I feel like we’re being fed bunch of ringers from the industry to keep as at bay and keep selling their products. Especially in light of recent evidence that human food industries have done exactly that in the last 70 years.
Well, I don’t think you are likely to find evidence for what an optimal diet is in particular breeds because I don’t think it exists. It is a very complex subject that requires difficult, lengthy, and expensive research. There is considerable uncertainty about many nutrition issues in humans, and this is with epidemiologic studies in thousands of people lasting decades. Not likely we will ever have the same quality of evidence in our field.
I would be interested in what specific additives you are concerned about. I certainly haven’t investigated them all, but whenever I have looked into the evidence for specific flavorings or colors or preservatives people are concerned about, I have yet to find convincing evidence of harm. Usually, the concern is a media-based extrapolation from lab animal studies that don’t reflect real-world exposure.
I think your concerns about the bias in the info we get from industry is valid. However, it begs the question of what information we have that is more reliable. Most of the alternatives recommended to commercial diets are just made up based on the particular ideology or bias of the person inventing the alternative (e.g. BARF), and they have even less reliable evidence to support health claims than exists for commercial diets. It’s a bit of a bind in terms of making specific recommendations to clients.
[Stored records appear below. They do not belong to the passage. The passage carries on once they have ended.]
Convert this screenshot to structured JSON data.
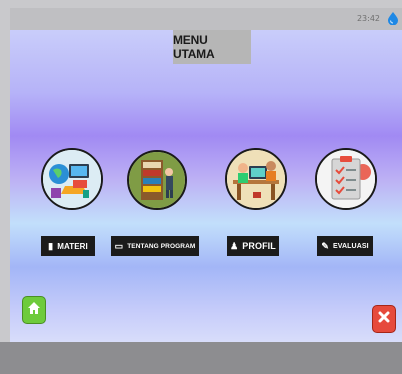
{
  "status": {
    "time": "23:42",
    "icon": "app-drop-icon"
  },
  "header": {
    "title": "MENU UTAMA"
  },
  "menu": [
    {
      "label": "MATERI",
      "icon": "book-icon"
    },
    {
      "label": "TENTANG PROGRAM",
      "icon": "laptop-icon"
    },
    {
      "label": "PROFIL",
      "icon": "user-icon"
    },
    {
      "label": "EVALUASI",
      "icon": "pencil-icon"
    }
  ],
  "nav": {
    "home": "home-icon",
    "close": "close-icon"
  },
  "colors": {
    "accent_home": "#6ecb3c",
    "accent_close": "#e64a3c",
    "label_bg": "#1b1b1b"
  }
}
So pleased to discover this. Very interesting. Over a lifetime have given homes to many cats and dogs. Been intrested and tried raw, semi raw and homemade with correct supplements. At the end of the day, I find a bit of a mix works pretty well. Mostly grain free canned food, try and get those with less water and thickening agents, a little raw now and then, some cooked now and then. Better quality dry food with less carbs and more protein content. Do not feed out of plastic, low dust litter. Pets get outdoors in safe compound. Most have lived long lives, even one cat with EPI.
As has been commented upon. Genetics, good shelter and care all count for animals as with humans. I recall a time in the UK as a child just after the war ended, when human food was still scarce. Dogs got entrails to eat, that smelled foul when cooked, but the dogs loved the stuff. Cats generally had a diet high in mice and scraps. Unless they got run over, a d not too many cars then, they fared pretty well… My gran had a cat that lived to be twenty.
I am ovo /fish feeder myself not liking to eat mammals, but do eat the occasional fowl, I have a rule eat only what you would be prepared to kill yourself and things that have been kept and or killed humanly. Depends on what I can afford and ditto for feeding the pets. Do the best one can. We have been pet free for the last three years, but tlmlrrow two cats are joining our family, so I am so grateful for the time you take to write your opinions. Thanks.
The thing with normal weight showing diet associations with DM risk seems to have a straightforward explanation (although like the rest of this study, it’s more informed speculation than anything else). Owners must assess their cat’s weight, but many will say it is normal when this is not the case. Those feeding dry are more likely to have an overweight cat (my speculation) and are therefore especially likely to be wrong about the normal classification. These fatter cats are more likely to have DM because of course being a fat cat is the best predictor of getting DM.